Harold Sines Vance (22 August 1889 – 31 August 1959) was an American automobile company executive and government official, notable for being chairman (1935–1954) and president (1948–1954) of the Studebaker Corporation and for a four-year term on the Atomic Energy Commission, where he encouraged the industrial use of nuclear energy.

==Biography==
Vance was born in the city of Port Huron, Michigan, in 1889. He achieved moderate grades in school and, having failed the entrance examination for West Point, he went to work briefly for his father's law partner whose death terminated the arrangement. In 1910, he obtained a job as a mechanic at the Port Huron branch of the E-M-F Company, which was being acquired by the Studebaker Corporation. He moved to the Detroit plant and was production vice-president in 1926 when he supervised the plant's closure and move to Studebaker's primary plant at South Bend, Indiana. By the time of the Great Depression, Vance was production vice president in the company at South Bend, working with Paul G. Hoffman who would later take charge of the Marshall Plan and the Ford Foundation.

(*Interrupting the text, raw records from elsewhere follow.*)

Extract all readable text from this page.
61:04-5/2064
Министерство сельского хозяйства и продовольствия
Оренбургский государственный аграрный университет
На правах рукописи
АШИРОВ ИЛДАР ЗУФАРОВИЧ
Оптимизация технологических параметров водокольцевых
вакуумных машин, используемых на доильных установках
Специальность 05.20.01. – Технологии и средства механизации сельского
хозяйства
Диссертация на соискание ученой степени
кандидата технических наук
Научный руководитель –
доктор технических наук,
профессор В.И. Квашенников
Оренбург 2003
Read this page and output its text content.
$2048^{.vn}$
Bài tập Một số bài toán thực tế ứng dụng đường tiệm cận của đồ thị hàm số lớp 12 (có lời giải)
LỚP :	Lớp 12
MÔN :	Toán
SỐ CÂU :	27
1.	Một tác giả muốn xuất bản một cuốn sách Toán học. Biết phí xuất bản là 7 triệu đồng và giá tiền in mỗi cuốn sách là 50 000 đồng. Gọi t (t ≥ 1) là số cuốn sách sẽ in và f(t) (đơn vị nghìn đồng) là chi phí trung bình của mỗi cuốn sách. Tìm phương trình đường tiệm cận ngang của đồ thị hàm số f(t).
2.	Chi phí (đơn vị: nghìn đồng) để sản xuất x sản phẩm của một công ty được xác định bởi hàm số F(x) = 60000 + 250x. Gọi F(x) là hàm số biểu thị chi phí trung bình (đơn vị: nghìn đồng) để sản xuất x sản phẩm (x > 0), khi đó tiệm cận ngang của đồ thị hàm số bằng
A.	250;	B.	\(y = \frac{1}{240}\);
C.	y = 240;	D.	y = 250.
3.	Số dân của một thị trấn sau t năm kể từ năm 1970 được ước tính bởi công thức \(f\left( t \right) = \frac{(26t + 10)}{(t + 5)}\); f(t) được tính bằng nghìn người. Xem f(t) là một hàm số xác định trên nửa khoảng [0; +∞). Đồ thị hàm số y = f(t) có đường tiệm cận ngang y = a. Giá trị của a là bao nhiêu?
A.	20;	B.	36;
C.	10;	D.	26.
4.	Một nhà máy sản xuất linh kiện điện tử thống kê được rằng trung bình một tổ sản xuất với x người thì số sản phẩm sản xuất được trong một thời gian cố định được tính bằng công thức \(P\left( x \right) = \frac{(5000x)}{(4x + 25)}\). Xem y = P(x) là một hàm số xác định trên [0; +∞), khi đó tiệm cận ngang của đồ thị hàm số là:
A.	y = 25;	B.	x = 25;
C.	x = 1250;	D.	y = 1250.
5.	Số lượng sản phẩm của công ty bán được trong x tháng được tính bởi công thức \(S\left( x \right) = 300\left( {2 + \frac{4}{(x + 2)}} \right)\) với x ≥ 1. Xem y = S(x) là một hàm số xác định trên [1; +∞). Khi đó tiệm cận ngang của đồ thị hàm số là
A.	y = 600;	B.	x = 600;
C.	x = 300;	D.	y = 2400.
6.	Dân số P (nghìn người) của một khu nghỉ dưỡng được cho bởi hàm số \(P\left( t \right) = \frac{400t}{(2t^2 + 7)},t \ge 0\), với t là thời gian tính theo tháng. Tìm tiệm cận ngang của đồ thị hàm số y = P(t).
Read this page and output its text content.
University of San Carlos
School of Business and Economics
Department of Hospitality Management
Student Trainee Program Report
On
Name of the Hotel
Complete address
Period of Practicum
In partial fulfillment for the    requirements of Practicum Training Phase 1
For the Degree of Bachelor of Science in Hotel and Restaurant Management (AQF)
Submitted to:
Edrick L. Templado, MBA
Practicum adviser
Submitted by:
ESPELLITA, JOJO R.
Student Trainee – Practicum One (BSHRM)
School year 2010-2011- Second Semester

A series of financial mistakes by Studebaker's long-serving president Albert Russel Erskine, led to his suicide and the corporation's insolvency in 1933. Vance and Paul G. Hoffman gained control of the company as receivers with Ashton G. Bean of the White Motor Company and began to reinstate the operation which owed the banks $6 million but had current assets of $7 million, being an operating concern with a big stock of cars on hand. In 1935, a $6,800,000 new stock and bond issue, underwritten by Lehman Brothers, Goldman Sachs and others, took Studebaker out of receivership. At that time, Vance became chairman and Hoffman became president.

A new era of success arrived with the popular 1939 Studebaker Champion car range. A sales record of over $364 million was set in 1943 Contracts during the Second World War brought in $1.2 billion, and led to the production of 290,000 trucks, 64,000 engines for Flying Fortresses, and 16,000 amphibious vehicles (the Studebaker US6 truck and the unique M29 Weasel cargo and personnel carrier, in particular). With Hoffman's departure to head the Economic Cooperation Administration (administrator of the Marshall Plan) in 1948, Vance became both chairman and president of Studebaker. On February 2, 1953, Vance was featured on the front cover of Time magazine.

In 1952, Vance was called to Washington, D.C., to chair a committee on mobilization relating to the Korean War. To Defense Secretary Robert Lovett, Vance reportedly commented "Bob, I understand that the Army has 60,000 trucks in Texas just sitting around." This disclosure led to the cancellation of a $100 million order for such trucks which had been placed with Studebaker. The reports attracted the attention of President Dwight D. Eisenhower, who requested that Vance direct the mobilization process, however Vance declined.

In 1954, Studebaker was merged with Packard Motors Company and Vance left the corporation. A year later, in on October 31, 1955, Vance joined the United States Atomic Energy Commission, and worked there until his death on August 31, 1959.